Goett … Goett … gone

In addition to his core site of 100 acres across from M Resort, would-be Olympia Gaming mogul Gary Goett is also shopping around an additional 260 gaming-enabled acres directly to the north. Goett’s asking price? A cool million an acre, according to Colliers International. Before you go busting your piggy bank open, be aware that there’s a five-acre parcel smack-dab in the middle of Goett’s scrub land, held by different ownership. Lucky for you, it’s also on the market.

While the gaming entitlement on his land gives Goett an edge over Station Casinos, whose “Losee Station” parcel is zoned just for residential development, he’s picked a devil of a time to go to market. Who’s got the diñero to pony up $260 million-$360 million for land out past the southern fringe of civilization in Las Vegas and develop a casino atop it as well? Boyd Gaming has enough borrowing capacity but its Park Highlands casino project is still in limbo, at the mercy of Goett and the economy.

That’s just as well. Had that or the two other mid-decade casino projects in North Las Vegas, out near the north beltway (Aliante Station excepted) broken ground, they’d all be sitting high and dry, surrounded by empty desert and maybe a few light-industrial facilities. The “Alhambra” casino backed by a tight-lipped clutch of Hong Kong investors is a cinch to never, ever get built. Unfortunately, judging by the bath Station is taking on its excess real estate, you can’t flip anything now either, just sit there and eat dirt. For its part, Station is (by all indications) hanging onto its Cactus Lane site, near South Point. But this is scarcely the time to proceed with that or long-planned Durango Station, the Flying Dutchman of casino projects. Speaking of such things …

Green Valley Snag. Unsecured creditors have flung a monkey wrench into the $500 million resale of Green Valley Ranch to Station. The latter would get the property for less than it cost to build but it’s been losing money for the past three quarters. The property is in tip-top shape but unless Penn National Gaming or Pinnacle Entertainment is waving a $600 million check out there, I extremely doubt you could fetch a better price for the place.

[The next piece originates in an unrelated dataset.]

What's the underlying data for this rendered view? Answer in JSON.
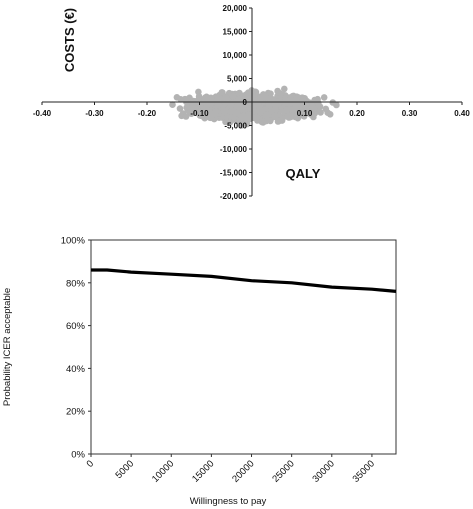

The litigants do ask one pertinent question: Why is management of Green Valley Ranch to be farmed out to one of the many Fertitta-owned LLCs? Is there some good reason Station itself can’t run the place? (Sorry, but the Fertitta Brothers‘ Byzantine business methods invite skepticism.) Atttorneys for the Fertitta and Greenspun clans’ response to the lawsuit is basically, “Nyah, nyah, the secured creditors hold 60% of the unsecured debt, too, so suck on it.” Besides, the petition will be heard by Judge Gregg Zive, who’s ruled in Station’s favor right down the line.

If Zive decrees as one would expect, Station erases $378 million in debt and is forgiven $106 million more. Meanwhile, talks to unload the $662 million Aliante white elephant have slowed to a crawl but are said to still be progressing. The Fertittas pushed ahead with that one at a time when they knew (and said on the record) that the construction market was creating a huge markup on project costs. I suppose they’ve learned their lesson but it was an expensive education.

From Total Rewards to total nightmare? A former security chief of Venelazzo warns that customer-loyalty programs could be the casino industry’s soft underbelly in the war against cyberterrorism. Oh, great. The thought of Al-Qaeda — quickly becoming indistinguishable from the Mafia — tiptoeing through your customer data is enough to make one cut up a bunch of player cards. Or it would, save that the information is already reposing in casino computers and the matter’s out of your hands. But if you’d attended David Shepherd‘s speech at the Golden Nugget, you’d think twice about joining another rewards program, wouldn’t you? I know I will.

Betting on the bedroom communities. According the the Las Vegas Review-Journal, Illinois-based Z Capital Partners has purchased a small stake in Herbst Gaming, whose assets include a trio of casinos in Primm, Nev. (Its portfolio also includes several properties in upstate Nevada, as well as in the Midwest.) Z also holds a minority stake in a pair of Mesquite casinos controlled by Michael Gaughan. Both of these markets have been hit hard by a double-whammy of the Great Recession and poor management by previous owners. However, Z is clearly making a wager that the border towns are on the comeback trail.